Современную науку, похоже, уроки геометрии и механики ничему не научили. Особенно неконтролируемой индуктивностью грешат так называемые социальные науки, в первую очередь психология и ее производные. Индуктивный дух так присущ современной научной деятельности, что стал частью определения самой науки. Мы искренне удивляемся, если какой-нибудь результат эксперимента в одной лаборатории не воспроизводится в другой. Мы позволяем себе изучать поведение или болезни "людей вообще" на нескольких десятках или сотнях добровольцев, оказавшихся поблизости. Репрезентативность наблюдений "доказывается" изощренными статистическими махинациями, еще более далекими от реальности. Мы открываем все новые и новые "законы природы", не желая понимать, что наука давно потеряла кредитоспособность в смысле открытия каких бы то ни было законов, и даже вообще доказательства существования законов как таковых.
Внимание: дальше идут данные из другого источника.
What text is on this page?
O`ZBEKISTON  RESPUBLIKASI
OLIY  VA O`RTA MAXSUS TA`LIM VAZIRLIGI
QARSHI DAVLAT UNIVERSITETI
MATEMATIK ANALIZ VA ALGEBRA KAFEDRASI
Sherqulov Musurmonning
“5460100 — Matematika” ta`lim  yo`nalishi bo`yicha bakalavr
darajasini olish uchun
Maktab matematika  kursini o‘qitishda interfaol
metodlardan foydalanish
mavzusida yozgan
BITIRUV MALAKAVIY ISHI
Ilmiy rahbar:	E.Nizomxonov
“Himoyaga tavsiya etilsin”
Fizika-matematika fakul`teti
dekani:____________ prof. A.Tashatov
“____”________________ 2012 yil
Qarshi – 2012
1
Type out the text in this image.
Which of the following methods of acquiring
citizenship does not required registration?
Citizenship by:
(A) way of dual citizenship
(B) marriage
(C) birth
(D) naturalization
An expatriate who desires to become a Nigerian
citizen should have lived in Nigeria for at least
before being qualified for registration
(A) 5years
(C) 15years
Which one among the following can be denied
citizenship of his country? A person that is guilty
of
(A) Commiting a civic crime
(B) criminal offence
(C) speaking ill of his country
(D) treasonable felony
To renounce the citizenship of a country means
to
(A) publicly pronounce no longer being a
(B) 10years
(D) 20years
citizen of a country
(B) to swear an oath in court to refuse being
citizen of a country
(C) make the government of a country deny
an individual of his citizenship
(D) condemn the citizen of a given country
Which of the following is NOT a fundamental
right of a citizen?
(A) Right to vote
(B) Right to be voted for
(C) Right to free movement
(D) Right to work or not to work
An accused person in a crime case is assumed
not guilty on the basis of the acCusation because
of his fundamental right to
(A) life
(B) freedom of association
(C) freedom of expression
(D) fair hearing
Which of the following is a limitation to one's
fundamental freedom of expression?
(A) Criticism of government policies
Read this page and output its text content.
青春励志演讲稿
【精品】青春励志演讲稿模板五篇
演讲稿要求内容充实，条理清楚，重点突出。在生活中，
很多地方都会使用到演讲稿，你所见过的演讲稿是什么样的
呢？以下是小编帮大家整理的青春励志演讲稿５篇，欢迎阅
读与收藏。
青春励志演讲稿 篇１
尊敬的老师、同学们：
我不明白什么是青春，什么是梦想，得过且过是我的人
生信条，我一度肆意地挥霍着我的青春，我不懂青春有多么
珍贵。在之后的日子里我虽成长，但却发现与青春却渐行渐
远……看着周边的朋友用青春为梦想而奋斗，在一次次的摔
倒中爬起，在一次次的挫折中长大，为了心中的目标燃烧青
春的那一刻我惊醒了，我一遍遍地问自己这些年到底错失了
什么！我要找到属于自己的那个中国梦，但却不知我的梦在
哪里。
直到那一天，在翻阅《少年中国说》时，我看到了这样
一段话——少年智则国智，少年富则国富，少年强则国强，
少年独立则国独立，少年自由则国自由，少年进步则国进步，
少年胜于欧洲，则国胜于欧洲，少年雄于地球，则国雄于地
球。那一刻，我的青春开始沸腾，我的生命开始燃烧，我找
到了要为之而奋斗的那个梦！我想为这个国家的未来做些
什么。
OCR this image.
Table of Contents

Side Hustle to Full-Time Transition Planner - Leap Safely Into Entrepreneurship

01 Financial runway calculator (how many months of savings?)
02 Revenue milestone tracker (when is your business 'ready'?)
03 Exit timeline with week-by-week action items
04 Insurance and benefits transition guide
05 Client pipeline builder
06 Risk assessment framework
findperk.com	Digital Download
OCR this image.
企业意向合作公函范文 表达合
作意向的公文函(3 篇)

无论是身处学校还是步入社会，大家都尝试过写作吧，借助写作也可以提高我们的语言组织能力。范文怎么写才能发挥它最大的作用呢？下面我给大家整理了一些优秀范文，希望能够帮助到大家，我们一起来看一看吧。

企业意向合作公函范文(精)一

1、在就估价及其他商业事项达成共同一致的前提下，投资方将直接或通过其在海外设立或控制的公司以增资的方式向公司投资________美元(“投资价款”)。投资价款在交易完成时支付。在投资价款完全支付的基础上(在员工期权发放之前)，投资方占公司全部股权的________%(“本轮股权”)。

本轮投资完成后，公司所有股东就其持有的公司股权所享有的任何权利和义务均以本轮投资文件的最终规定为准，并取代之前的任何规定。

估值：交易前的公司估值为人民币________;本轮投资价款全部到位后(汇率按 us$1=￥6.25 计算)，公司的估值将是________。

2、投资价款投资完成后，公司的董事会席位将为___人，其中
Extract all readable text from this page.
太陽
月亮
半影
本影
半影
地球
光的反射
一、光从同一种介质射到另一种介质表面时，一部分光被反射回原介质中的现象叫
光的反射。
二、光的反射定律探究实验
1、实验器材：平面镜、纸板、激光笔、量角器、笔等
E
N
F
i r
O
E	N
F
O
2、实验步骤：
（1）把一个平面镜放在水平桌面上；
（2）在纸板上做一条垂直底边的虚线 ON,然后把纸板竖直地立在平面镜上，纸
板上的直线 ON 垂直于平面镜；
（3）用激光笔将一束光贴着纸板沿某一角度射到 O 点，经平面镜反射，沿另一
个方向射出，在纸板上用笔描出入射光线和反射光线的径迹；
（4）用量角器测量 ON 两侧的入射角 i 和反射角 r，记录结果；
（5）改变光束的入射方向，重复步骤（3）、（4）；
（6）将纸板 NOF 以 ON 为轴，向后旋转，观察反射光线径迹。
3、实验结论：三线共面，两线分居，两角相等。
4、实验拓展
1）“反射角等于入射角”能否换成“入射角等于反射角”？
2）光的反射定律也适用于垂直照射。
Все, чем занимается современная наука - в лучшем случае поиск закономерностей, т.е. предсказуемостей - условных пар "причина-следствие", повторяющихся с высокой вероятностью при заданных условиях. Но как бы ни возрастала вероятность "стандартного" исхода, она никогда не превращается в единицу.
Если называть чудом то, что не вписывается в научную модель, то существование чудес и вообще всякого рода неожиданностей следует из индуктивной природы научной модели. Можно даже сказать, с неизбежностью следует.